I need to find the last timestamp in a very large log file with an unknown number of lines before I reach a line with a timestamp. I read the file backwards one line at a time, which is usually very quick except for one case. Sometimes, I will run into a very large block (thousands of lines) with a known repeating pattern (one entry shown below) and no timestamps:
goal_tolerance[0]:
name: joint_b
position: -1
velocity: -1
acceleration: -1
Since this is the only case where I have this kind of problem, I can just throw a piece of code into the loop that checks for it before searching the log line by line.
The number after goal_tolerance
is a counter, going up 1 each time the pattern repeats, so what I would like to do is use that number to calculate the beginning of the pattern. What I have now looks something like this:
if ' goal_tolerance' in line:
gtolnum = line[17:-3]
print gtolnum
startFrom = currentPosition - ((long(gtolnum) + 1) * 95)
break
However, this does not take into account the number of characters in the counter, so I end up running through the search loop several more times than necessary. Is there a fast way to include those characters in the calculation?
EDIT: I do not read the entire file to get to that point, since it is large and I have several hundred timestamps to search for in several hundred log files. My search function seeks to a position in the text file, then finds the beginning of a line near that point and reads it. The calculation is determining a file position I can use with .seek() based on the number of bytes or characters in the pattern.
I did some maths in the meantime and came up with a mathematical solution:
...
n = long(gtolnum)
q = len(gtolnum) # I'll refer to this as the number's "level"

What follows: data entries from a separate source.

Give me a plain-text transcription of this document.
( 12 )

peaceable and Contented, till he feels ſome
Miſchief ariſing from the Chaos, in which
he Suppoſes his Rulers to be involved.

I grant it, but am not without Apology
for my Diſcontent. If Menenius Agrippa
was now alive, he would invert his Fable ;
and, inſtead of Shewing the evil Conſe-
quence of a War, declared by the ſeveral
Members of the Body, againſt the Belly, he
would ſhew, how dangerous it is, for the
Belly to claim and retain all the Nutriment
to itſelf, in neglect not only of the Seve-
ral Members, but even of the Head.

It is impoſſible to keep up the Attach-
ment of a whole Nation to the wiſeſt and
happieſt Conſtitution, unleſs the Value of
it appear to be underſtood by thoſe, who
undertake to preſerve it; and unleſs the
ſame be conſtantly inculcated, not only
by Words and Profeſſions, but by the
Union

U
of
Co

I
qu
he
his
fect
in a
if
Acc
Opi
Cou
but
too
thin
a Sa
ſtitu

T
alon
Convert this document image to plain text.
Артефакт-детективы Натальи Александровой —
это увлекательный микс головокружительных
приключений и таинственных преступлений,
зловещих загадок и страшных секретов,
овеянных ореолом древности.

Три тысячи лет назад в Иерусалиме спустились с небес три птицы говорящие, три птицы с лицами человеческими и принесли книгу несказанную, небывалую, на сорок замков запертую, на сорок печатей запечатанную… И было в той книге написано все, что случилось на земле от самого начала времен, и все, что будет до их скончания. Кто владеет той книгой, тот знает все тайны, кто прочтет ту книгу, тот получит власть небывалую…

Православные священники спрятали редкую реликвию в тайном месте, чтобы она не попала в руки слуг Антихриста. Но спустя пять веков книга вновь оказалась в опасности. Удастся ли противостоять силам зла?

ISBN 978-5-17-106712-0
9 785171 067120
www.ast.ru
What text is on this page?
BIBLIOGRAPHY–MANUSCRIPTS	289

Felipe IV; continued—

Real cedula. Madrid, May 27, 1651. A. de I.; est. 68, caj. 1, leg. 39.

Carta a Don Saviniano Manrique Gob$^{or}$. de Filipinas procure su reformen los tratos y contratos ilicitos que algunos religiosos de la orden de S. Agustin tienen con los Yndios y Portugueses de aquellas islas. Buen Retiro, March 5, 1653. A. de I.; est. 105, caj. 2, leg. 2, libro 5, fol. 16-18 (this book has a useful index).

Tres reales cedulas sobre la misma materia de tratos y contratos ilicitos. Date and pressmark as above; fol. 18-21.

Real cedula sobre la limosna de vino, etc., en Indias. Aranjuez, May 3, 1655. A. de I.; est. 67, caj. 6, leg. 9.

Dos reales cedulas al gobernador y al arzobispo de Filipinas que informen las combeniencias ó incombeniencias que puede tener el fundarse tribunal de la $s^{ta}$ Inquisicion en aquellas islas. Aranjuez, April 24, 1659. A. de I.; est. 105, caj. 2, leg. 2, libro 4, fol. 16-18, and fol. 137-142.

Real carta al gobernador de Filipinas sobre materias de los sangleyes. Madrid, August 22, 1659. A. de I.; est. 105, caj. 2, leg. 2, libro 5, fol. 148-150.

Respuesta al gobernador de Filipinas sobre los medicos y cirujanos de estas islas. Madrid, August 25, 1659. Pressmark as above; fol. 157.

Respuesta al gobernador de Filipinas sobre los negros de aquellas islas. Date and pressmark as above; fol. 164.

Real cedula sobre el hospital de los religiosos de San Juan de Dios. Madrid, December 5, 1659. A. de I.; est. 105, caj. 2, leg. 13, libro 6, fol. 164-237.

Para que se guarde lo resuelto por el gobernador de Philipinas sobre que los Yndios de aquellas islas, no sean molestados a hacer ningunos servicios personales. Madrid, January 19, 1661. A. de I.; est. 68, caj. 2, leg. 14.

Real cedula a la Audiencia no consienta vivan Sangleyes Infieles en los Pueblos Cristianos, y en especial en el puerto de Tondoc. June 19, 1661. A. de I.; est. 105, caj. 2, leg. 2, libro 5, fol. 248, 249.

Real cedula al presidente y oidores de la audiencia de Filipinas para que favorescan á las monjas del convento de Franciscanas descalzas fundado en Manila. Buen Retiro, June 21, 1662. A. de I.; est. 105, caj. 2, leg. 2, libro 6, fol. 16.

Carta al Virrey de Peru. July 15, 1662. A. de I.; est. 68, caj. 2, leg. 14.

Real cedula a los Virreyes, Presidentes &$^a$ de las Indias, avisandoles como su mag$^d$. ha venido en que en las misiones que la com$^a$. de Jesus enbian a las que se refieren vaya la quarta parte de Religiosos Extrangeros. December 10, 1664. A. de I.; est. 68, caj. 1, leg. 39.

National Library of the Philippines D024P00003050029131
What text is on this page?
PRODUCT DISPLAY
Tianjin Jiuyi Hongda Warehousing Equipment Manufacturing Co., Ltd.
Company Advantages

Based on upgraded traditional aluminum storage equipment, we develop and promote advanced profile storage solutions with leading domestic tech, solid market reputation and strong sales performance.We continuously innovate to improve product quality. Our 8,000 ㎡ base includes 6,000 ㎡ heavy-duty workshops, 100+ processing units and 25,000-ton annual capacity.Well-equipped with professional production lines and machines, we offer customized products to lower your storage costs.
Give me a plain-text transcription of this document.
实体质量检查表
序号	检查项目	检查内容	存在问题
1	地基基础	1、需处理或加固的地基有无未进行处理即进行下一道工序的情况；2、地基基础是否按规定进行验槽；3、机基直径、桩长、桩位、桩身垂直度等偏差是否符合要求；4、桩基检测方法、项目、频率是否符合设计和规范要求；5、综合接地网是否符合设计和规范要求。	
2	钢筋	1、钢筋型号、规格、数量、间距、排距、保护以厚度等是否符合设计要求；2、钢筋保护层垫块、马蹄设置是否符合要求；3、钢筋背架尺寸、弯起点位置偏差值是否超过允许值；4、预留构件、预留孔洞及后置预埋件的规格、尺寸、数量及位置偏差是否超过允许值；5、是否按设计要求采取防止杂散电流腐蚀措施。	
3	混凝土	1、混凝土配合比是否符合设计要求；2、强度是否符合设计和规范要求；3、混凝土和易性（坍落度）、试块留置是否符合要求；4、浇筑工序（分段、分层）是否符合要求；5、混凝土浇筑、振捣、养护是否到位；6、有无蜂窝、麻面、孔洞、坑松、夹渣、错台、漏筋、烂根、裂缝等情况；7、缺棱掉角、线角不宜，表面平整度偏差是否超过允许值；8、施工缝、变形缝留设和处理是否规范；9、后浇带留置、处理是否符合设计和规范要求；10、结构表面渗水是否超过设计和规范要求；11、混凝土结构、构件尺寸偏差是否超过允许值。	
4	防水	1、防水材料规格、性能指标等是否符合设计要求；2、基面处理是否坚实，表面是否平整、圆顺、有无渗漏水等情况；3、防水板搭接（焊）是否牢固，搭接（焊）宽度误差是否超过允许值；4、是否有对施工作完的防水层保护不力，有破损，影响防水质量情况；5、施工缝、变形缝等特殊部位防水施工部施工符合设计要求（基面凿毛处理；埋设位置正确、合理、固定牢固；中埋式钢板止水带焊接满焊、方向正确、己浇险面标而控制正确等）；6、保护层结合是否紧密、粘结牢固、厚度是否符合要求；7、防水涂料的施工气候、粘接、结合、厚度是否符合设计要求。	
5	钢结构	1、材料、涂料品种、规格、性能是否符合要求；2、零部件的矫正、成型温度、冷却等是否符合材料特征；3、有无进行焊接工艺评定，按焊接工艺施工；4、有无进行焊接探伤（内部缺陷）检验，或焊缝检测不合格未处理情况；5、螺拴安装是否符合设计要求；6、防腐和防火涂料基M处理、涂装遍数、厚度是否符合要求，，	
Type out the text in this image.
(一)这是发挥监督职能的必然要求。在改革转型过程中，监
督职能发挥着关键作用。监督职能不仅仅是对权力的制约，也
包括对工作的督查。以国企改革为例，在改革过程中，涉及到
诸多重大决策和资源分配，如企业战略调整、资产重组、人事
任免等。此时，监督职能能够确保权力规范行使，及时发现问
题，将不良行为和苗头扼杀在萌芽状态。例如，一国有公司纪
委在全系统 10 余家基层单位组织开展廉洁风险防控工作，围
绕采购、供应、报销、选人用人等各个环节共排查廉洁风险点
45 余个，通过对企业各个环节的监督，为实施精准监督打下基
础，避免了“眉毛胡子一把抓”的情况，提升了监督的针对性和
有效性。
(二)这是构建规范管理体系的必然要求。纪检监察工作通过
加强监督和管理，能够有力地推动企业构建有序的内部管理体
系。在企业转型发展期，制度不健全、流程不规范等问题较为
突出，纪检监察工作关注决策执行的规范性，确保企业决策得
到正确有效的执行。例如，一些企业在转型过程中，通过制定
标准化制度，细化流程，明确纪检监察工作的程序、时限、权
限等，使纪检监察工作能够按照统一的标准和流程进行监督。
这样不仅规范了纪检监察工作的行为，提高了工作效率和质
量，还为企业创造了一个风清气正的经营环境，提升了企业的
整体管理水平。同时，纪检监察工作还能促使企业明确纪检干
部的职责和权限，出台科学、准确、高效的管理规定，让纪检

x = n + 1 - 10**(q - 1) # Number of entries in the current level
c = x * (q - 1) # Additional digits in the current level
i = 2
p = 0
while i < q:
p += 9 * (q - i) * (10**(q - i)) # Additional digits in i levels previous
i += 1
startFrom = currentPosition - ((n + 1) * 95 + p + c)
...
Seems like there should be a much simpler solution, but I'm not seeing it. Perhaps a log function could help?